One of the most important innovations was the introduction of AI technology to its product, Henshue said.

“AI wasn’t a big issue or big deal back 10 years ago, and the market has now finally come to us, whereby we have the critical piece of the infrastructure, we think, for this AI build-out in the United States,” he said. Adding an AI component to its waterproof, temperature-controlled vaults makes them the perfect base-station home for drones, he said.

“We’ve worked on the infrastructure product and patenting it and so forth and are really just now beginning to look at commercializing it and rolling it out,” Henshue said.

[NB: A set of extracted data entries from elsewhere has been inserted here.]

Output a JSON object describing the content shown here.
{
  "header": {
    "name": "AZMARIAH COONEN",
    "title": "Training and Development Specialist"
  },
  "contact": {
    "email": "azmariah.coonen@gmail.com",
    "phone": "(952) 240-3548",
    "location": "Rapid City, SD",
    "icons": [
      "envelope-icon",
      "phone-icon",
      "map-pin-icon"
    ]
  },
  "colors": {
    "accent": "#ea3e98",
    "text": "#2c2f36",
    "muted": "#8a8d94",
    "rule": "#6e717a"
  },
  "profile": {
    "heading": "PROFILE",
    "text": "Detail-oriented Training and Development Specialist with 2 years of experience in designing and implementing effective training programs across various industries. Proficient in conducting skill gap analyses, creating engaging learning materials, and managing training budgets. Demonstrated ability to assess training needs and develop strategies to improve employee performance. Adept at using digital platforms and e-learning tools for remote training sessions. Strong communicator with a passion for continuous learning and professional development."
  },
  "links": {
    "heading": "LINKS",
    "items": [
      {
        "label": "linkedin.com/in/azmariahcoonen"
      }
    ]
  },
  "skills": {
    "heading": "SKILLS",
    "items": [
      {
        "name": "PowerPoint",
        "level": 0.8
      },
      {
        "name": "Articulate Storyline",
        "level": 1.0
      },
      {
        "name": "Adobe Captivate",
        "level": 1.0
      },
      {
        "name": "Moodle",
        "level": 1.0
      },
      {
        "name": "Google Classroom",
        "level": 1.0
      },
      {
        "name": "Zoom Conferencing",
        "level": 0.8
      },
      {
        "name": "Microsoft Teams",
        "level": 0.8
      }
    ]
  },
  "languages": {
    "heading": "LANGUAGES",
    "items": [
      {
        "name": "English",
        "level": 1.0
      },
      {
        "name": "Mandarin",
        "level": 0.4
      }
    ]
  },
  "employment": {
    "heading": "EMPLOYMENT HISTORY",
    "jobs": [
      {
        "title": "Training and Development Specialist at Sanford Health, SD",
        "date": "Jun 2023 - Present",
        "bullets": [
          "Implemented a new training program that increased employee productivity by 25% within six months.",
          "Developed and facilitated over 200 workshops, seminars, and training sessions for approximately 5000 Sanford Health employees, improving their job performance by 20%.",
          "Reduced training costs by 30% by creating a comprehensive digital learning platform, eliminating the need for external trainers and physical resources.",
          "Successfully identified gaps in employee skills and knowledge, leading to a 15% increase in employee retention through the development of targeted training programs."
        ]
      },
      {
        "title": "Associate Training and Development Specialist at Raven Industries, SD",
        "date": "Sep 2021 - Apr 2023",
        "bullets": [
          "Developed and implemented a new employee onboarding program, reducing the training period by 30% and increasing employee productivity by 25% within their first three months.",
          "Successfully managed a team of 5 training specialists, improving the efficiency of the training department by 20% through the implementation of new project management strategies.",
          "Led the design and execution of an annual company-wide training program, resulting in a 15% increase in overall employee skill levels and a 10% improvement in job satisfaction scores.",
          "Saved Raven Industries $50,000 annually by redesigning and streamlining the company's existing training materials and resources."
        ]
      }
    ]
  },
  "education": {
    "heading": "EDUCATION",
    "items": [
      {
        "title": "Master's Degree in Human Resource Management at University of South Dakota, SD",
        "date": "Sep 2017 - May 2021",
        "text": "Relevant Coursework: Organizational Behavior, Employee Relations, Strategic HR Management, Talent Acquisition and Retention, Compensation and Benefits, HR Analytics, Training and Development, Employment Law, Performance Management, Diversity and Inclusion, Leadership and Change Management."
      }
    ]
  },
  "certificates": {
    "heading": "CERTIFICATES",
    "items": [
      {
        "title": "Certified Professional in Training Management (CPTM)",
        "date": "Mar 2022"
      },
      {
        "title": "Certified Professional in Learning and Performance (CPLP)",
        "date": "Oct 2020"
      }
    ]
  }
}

Offered as an add-on service

The current version of the SmartVault measures eight-feet by six-ft with an eight-foot-tall ceiling. Upon being called into service, the hatch at the top opens up, allowing the drone to ascend to perform its mission. In addition to providing electricity for charging, the temperature-controlled vault can shelter the drone for extended periods of time between launches even in the midst of harsh exterior climate conditions.

“So, it’s an ideal application for the southern border, or the northern border, where you’re going to have drones positioned every few miles to just do surveillance and look after things,” Henshue said.

The vaults could also be positioned along busy highway corridors where they could be dispatched by first responders in the event of an accident, or at the site of a piece of critical infrastructure, such as a bridge or a dam, which requires periodic inspections.

Henshue said that within the past several weeks, SYNDÉO has reached out to several well-known companies that already have prominent positions in the drone-sheltering business, such as Skydio, Anduril Industries  and Shield AI, to offer them the opportunity to make use of the SmartVault technology.

“What we’re looking for is an execution partner that can take this and have it as a service offering in their portfolio, he said. “If they needed a really mission-critical, secure site, a permanent site, they would look at the SmartVault.”